After I got home and finished project number one, installing a sink in my bathroom (an all day job lasting until about 10:30 last night), I carefully cut the silicone and opened the control cavity to see what the internal electronics were, and was surprised to see the multiple connections with white wires to the output jack. I like standard Gibson style setups, and my son builds tube amps and is great with a soldering iron, so as he was helping me rearrange the wiring (!!sorry!!) I noticed your name stamped in the copper foil. I immediately thought that Alan Gendron must be a guitar builder somewhere in Canada who had built this guitar for someone who had later modified it. For some reason Quebec sprang to mind, probably because of the progressive central top mount jack.

Much later on last night, after resoldering the tone cap for the bridge pickup, installing a connector to allow it to control the bridge pickup’s tone, and removing a couple of the white jumpers (reconfiguring the controls to standard Gibson style, though the bridge pickup tone cap still seems to be unpredictable) I came upstairs to check my email.

While on line, thankfully I was curious enough to run ‘Alan Gendron Guitar” in Google, completely expecting to find that you were a luthier somewhere in Quebec or wherever, and ran into a link to your post about the guitar being stolen. I was so shocked it’s hard to describe…and immediately wished I hadn’t removed those white jumpers. (I haven’t even touched it since, but we can change them back if you would like).

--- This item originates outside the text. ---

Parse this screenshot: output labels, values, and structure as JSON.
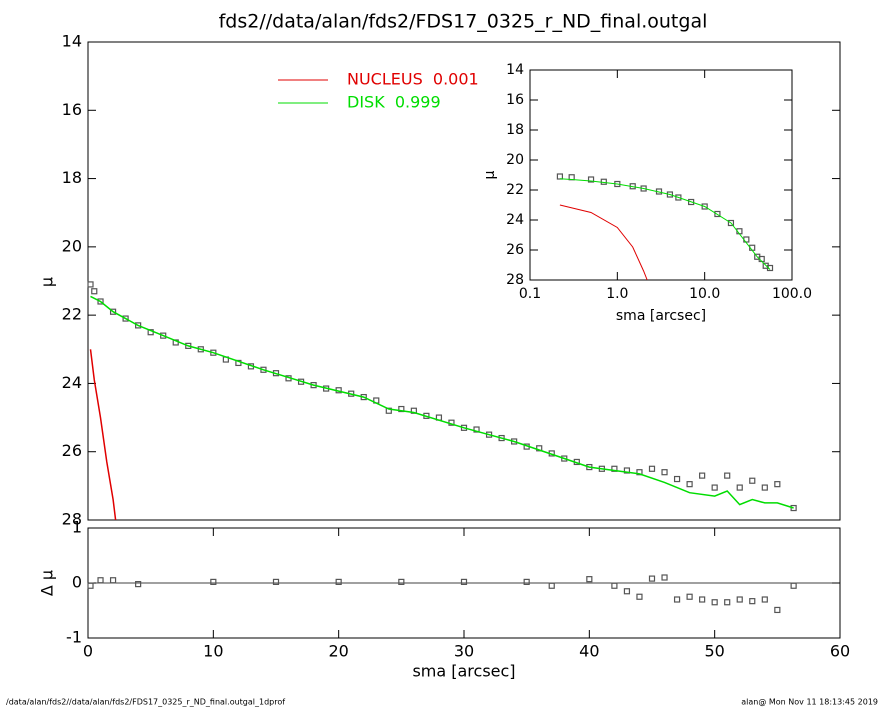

Wanting to call you immediately this morning, I tried to look up your phone number in Telus’ online directory but the number I got (250-370-2664) gives a ‘no longer in use’ message, and no new number is listed in Telus’ 411 service.

To make a long story short, I am delighted to be able to tell you that I have it here for you, but hope you aren’t upset that I standardized the wiring unwittingly…please call me at your earliest convenience so we can get together and you can recover it. I only paid $200 for it since I didn’t really know what it was at the time and speculated that since the electronics apparently weren’t standard, it might have been set up with coil sweep or stereo, or some combination of unusual phase reverse pickup configurations that would take forever to standardize…I also didn’t recognize the pickups as stock Gibson or Seymour Duncan, Di Marzio, etc. so had no idea of their worth, so all in all, generally didn’t have much of an idea how many owners the guitar had been through and (specially because of the hole in the stainless pickguard and the tuners having been changed) assumed that it had been a custom job that someone had ‘owner-modified’ (common)."